Preiti bloccato a terra e la pistola poco distante (Ansa)
ROMA - Il telefonino è rimasto muto per due giorni prima dell'azione. La pistola è stata trapanata da un esperto e non c'è alcuna possibilità di risalire alla sua origine. Sono gli ultimi due dettagli che mancavano per comporre il puzzle dell'inchiesta su Luigi Preiti, l'uomo che il 28 aprile scorso - giorno del giuramento del governo guidato da Enrico Letta - sparò contro i carabinieri in servizio di vigilanza davanti a Palazzo Chigi,ferendo gravemente il brigadiere Giuseppe Giangrande e in maniera più lieve il suo collega Francesco Negri. E adesso i pubblici ministeri si accingono a chiedere per lui il giudizio immediato.
Preiti in caserma (foto Ansa)
Si chiude la fase istruttoria e chissà se sarà il processo la sede per fugare tutti i dubbi che ancora segnano questa vicenda. La difesa appare orientata a fare in fretta, tanto da aver rinunciato anche al ricorso al tribunale del Riesame contro l'ordinanza di custodia cautelare. L'accusa mette insieme i pezzi, ma proprio la decisione di arrivare subito in aula sembra escludere l'eventualità che l'indagine si allarghi a chi potrebbe aver aiutato, o quantomeno sollecitato l'uomo a colpire. E questo nonostante gli interrogativi tuttora aperti. E alimentati proprio dalle relazioni degli investigatori dell'Arma consegnate al procuratore aggiunto Pierfilippo Laviani e al sostituto Antonella Nespola secondo cui Preiti e i suoi oggetti sembrano sbucati improvvisamente dal nulla.
La Beretta «cancellata». Sette colpi esplosi, nove cartucce nella borsa. Le analisi sull'arma utilizzata dall'attentatore condotte dagli investigatori del Ris confermano la ricostruzione dei primi momenti, ma consegnano dettagli inediti sulla «punzonatura». La pistola è una Beretta 7,65 modello 70. Per cancellare i numeri di matricola è stato usato un trapano e nella relazione si specifica che a farlo è stata una mano esperta, quella di uno specialista. Non ci sono «sbavature» o striature nelle impronte lasciate dall'arnese. Non solo.
Ancor più interessante è il dettaglio che esclude la possibilità di ricostruire la storia della pistola. È stato infatti scoperto che è stato raschiato via anche l'anno in cui l'arma è passata al banco di prova. Una modalità generalmente utilizzata negli ambienti criminali. E questo sembra avvalorare l'ipotesi che Preiti si sia procurato la Beretta proprio in Calabria, dove viveva da due anni, e non al mercato clandestino di Genova dove invece aveva raccontato di averla acquistata circa quattro anni fa. Nelle banche dati non è registrato alcun episodio in cui sia comparsa la stessa arma e questo impedisce di fare qualsiasi tipo di comparazione o comunque di avere qualche dato in più sulla provenienza.
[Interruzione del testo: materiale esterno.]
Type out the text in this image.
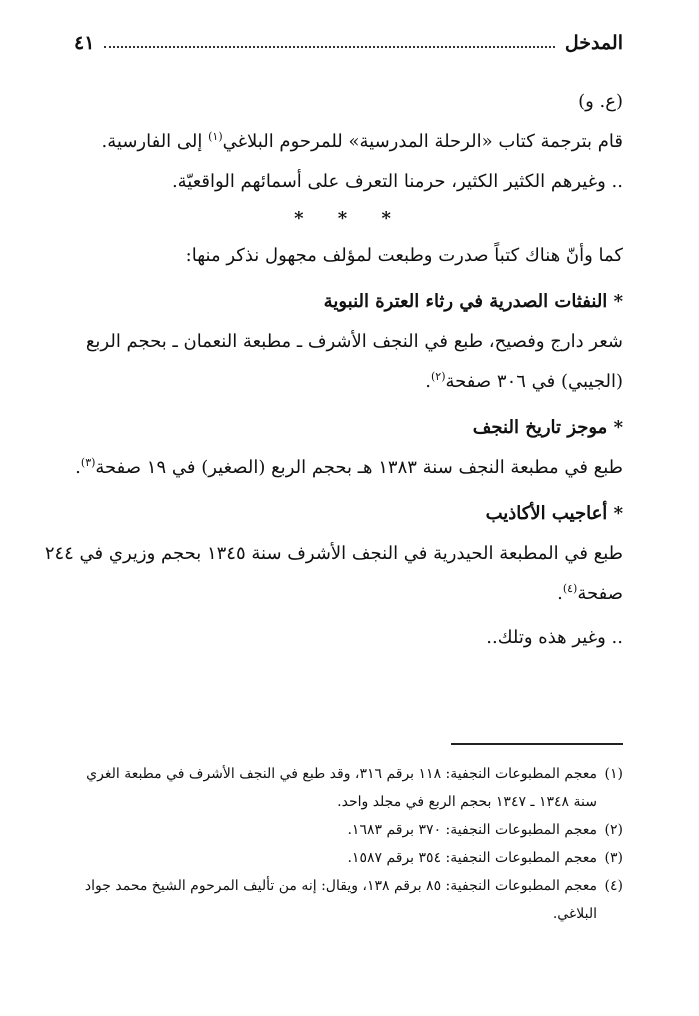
المدخل
٤١
(ع. و)
قام بترجمة كتاب «الرحلة المدرسية» للمرحوم البلاغي$^{(١)}$ إلى الفارسية.
.. وغيرهم الكثير الكثير، حرمنا التعرف على أسمائهم الواقعيّة.
* * *
كما وأنّ هناك كتباً صدرت وطبعت لمؤلف مجهول نذكر منها:
* النفثات الصدرية في رثاء العترة النبوية
شعر دارج وفصيح، طبع في النجف الأشرف ـ مطبعة النعمان ـ بحجم الربع
(الجيبي) في ٣٠٦ صفحة$^{(٢)}$.
* موجز تاريخ النجف
طبع في مطبعة النجف سنة ١٣٨٣ هـ بحجم الربع (الصغير) في ١٩ صفحة$^{(٣)}$.
* أعاجيب الأكاذيب
طبع في المطبعة الحيدرية في النجف الأشرف سنة ١٣٤٥ بحجم وزيري في ٢٤٤
صفحة$^{(٤)}$.
.. وغير هذه وتلك..
(١)
معجم المطبوعات النجفية: ١١٨ برقم ٣١٦، وقد طبع في النجف الأشرف في مطبعة الغري سنة ١٣٤٨ ـ ١٣٤٧ بحجم الربع في مجلد واحد.
(٢)
معجم المطبوعات النجفية: ٣٧٠ برقم ١٦٨٣.
(٣)
معجم المطبوعات النجفية: ٣٥٤ برقم ١٥٨٧.
(٤)
معجم المطبوعات النجفية: ٨٥ برقم ١٣٨، ويقال: إنه من تأليف المرحوم الشيخ محمد جواد البلاغي.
Il cellulare «muto». Anche il telefonino utilizzato da Preiti ma intestato a un cittadino dello Sri Lanka, non ha fornito elementi utili su eventuali complici, ma dimostra ulteriormente la meticolosità nella preparazione dell'agguato avvalorando la possibilità che le fasi cruciali siano state studiate da un professionista. Il cellulare è rimasto infatti «muto» nei due giorni precedenti l'attentato e l'esame dei tabulati degli ultimi due anni non ha fatto emergere alcun nome interessante. Possibile che, pur vivendo a Rosarno, Preiti non abbia parlato con nessuno dei suoi concittadini? Possibile che una persona capace di comprare una pistola al mercato clandestino, come lui stesso ha dichiarato, non abbia poi avuto altri contatti strani o sospetti? L'ipotesi è che in realtà quel telefono fosse «dedicato», cioè utilizzato soltanto in maniera pulita proprio per non lasciare altre tracce.
L'obiettivo istituzionale. Era stato l'esame dei filmati a confermare l'intenzione di Preiti di uccidere uno dei carabinieri e non, come aveva inizialmente sostenuto «un politico perché loro stanno bene e la gente muore di fame». Le testimonianze raccolte in queste settimane hanno confermato che cercò per ben due volte di entrare in piazza Colonna attraverso i varchi vigilati dalla polizia senza riuscire. Passare attraverso il terzo era la sua ultima possibilità per arrivare a Palazzo Chigi. Quando è stato fermato si è messo in posizione di tiro e ha fatto fuoco, determinato a colpire alla testa proprio l'uomo che indossava la divisa dell'Arma.